For outstanding services whilst a Prisoner of War.
This was quite an unexpected honour for a 29-year-old council employee.
From Bromsgrove to Luton
In Frank’s own words,
Whilst I was at Bromsgrove just after the war, I took over the local Scout Troop as Scout Leader. There were no parents available and they really need help. By then I had made my mark at Gilwell Park, the Scouts training ground and earned my Wood Badge.
Ten years later, on 1 April 1956, I was offered the post of deputy director of housing in Luton responsible for 14,000 council houses and a staff of 240 to look after them. Within 48 hours there was a knock on the door of our Littlefield Road home and Town Commissioner George Waller was there asking me to take over as District Commissioner for Luton’s central division.
I later served as Town Commissioner, then Assistant County Commissioner, and finally County Commissioner before retiring in 1983.

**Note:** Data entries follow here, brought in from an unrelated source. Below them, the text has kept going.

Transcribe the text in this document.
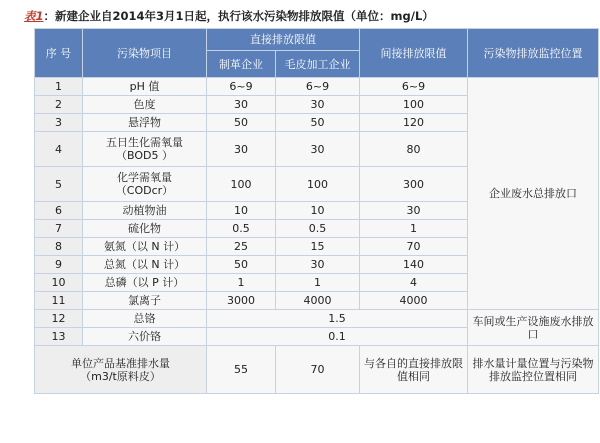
表1：新建企业自2014年3月1日起，执行该水污染物排放限值（单位：mg/L）
序 号	污染物项目	直接排放限值		间接排放限值	污染物排放监控位置
		制革企业	毛皮加工企业		
1	pH 值	6~9	6~9	6~9	企业废水总排放口
2	色度	30	30	100	
3	悬浮物	50	50	120	
4	五日生化需氧量
（BOD5 ）	30	30	80	
5	化学需氧量
（CODcr）	100	100	300	
6	动植物油	10	10	30	
7	硫化物	0.5	0.5	1	
8	氨氮（以 N 计）	25	15	70	
9	总氮（以 N 计）	50	30	140	
10	总磷（以 P 计）	1	1	4	
11	氯离子	3000	4000	4000	
12	总铬	1.5			车间或生产设施废水排放口
13	六价铬	0.1			
单位产品基准排水量
（m3/t原料皮）		55	70	与各自的直接排放限值相同	排水量计量位置与污染物排放监控位置相同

My wife, Betty, never complained. She admitted that she knew when we got married she would have to share me with the Scouts and the Freemasons.
At the time of his death, Frank was a Vice President of Bedfordshire Scouts and a Deputy Lord Lieutenant (he said with a grin that that meant the council members had to stand up when he entered a council chamber). The Scout Association awarded him the Medal of Merit, the bar to the Silver Acorn and the rare distinction of a Silver Wolf for exceptional services to Scouting. Frank is, as far as we are aware the only Scout in the county to have a road named after him just off the A6 in Barton-le-Clay.
The funeral service for Frank Charles Hamel, MBE, DL, will be held in St Mary’s Parish Church, Luton on Monday 12 November 2012 at 11.30 a.m.
Note: This article is based on articles written in 2009 and 2008 by Peter Sutherst, Bedfordshire Scouts, Media Manager.